Formation à la sécurité : Sensibilisez les utilisateurs aux liens suspects et à l’importance de vérifier qu’ils sont sur des sites légitimes.
En résumé
Le clickjacking illustre un principe fondamental de la sécurité web : des vulnérabilités dévastatrices ne nécessitent pas toujours des attaques sophistiquées. Parfois, les menaces les plus dangereuses exploitent de simples négligences dans la configuration de base.
L’ironie est frappante — une attaque si simple que des connaissances basiques en HTML et CSS suffisent à l’exécuter, et pourtant, elle continue d’affecter de grands sites, institutions financières et applications de sécurité. La solution est tout aussi simple : un seul en-tête HTTP peut offrir une protection robuste.
Avec deux tiers des grands sites bancaires dépourvus de contre-mesures contre le clickjacking, le message est clair : ne supposez pas que votre application est trop petite, trop sécurisée ou trop obscure pour être ciblée. Toute application web manipulant des interactions utilisateur — ce qui concerne presque toutes — devrait mettre en œuvre une protection contre le clickjacking.
Ajouter des en-têtes X-Frame-Options ou Content-Security-Policy frame-ancestors prend quelques minutes à mettre en place, mais offre une protection durable contre une menace persistante. C’est l’une des mesures de sécurité avec le meilleur retour sur investissement — peu d’efforts pour une protection maximale.

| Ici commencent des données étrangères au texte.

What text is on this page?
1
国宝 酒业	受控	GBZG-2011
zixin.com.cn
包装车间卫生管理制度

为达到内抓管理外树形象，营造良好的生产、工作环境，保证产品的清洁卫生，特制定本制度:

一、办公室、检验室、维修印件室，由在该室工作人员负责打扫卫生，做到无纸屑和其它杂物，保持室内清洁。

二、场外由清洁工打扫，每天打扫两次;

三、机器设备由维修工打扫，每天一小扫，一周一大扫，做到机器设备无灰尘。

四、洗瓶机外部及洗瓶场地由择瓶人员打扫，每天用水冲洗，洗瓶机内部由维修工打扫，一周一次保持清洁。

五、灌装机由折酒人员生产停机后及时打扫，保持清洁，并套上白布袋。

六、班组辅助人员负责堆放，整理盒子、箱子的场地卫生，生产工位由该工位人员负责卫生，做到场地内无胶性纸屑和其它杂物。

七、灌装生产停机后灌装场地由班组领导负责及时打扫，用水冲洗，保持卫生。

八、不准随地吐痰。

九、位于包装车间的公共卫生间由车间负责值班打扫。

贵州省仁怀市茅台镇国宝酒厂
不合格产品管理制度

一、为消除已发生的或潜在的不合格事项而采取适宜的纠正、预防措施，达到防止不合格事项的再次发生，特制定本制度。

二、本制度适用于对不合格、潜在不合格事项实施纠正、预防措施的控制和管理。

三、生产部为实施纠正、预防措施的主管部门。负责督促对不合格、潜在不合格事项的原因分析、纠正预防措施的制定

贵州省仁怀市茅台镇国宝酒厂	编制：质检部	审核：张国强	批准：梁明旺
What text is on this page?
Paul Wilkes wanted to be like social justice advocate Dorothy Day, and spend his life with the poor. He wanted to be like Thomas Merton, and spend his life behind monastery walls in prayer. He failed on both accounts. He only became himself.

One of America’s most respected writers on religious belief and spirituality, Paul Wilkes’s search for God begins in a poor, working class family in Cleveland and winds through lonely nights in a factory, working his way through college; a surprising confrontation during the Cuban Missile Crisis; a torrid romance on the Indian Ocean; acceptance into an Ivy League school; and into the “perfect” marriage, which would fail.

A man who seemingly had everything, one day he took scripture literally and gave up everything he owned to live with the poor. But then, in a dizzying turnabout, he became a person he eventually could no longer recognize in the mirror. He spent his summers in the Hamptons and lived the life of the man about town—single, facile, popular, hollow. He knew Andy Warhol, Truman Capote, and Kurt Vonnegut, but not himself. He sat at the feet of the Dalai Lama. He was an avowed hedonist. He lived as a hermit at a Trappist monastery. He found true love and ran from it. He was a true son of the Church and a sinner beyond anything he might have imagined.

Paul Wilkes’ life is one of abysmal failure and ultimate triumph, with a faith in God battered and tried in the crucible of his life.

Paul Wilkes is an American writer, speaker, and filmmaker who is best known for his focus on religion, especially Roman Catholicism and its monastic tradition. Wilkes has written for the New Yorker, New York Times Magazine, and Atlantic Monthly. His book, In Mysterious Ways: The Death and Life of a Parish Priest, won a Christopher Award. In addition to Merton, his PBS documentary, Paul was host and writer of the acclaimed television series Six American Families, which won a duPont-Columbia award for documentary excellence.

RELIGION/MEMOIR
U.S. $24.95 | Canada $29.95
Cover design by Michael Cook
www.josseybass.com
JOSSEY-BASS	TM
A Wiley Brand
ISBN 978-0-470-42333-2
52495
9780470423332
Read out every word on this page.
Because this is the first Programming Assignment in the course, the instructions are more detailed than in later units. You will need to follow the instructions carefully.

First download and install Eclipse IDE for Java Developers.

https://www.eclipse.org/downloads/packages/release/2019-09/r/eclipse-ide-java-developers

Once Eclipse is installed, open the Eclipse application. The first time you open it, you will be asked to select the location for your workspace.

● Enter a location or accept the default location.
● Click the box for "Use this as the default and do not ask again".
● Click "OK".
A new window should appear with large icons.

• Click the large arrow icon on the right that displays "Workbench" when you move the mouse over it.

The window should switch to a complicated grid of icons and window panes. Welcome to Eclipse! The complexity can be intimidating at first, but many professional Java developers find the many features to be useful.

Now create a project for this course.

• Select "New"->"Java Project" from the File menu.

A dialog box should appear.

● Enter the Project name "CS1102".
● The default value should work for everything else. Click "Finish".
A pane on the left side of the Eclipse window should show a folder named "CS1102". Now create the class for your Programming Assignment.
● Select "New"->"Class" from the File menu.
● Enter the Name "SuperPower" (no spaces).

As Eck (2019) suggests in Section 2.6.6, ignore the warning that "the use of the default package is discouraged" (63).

Ne laissez pas la simplicité de la solution vous faire penser qu’elle est optionnelle. Dans un monde où même les gestionnaires de mots de passe avec 32,7 millions d’installations restent vulnérables aux variantes de clickjacking, aucune application n’est trop importante ou trop sécurisée pour ignorer cette protection de base.
L’attaque invisible qui trompe les utilisateurs pour qu’ils exécutent la volonté d’un attaquant est réelle, active, et attend les sites non protégés. Assurez-vous que votre application n’en fait pas partie. Ajoutez ces en-têtes dès aujourd’hui — la sécurité de vos utilisateurs en dépend.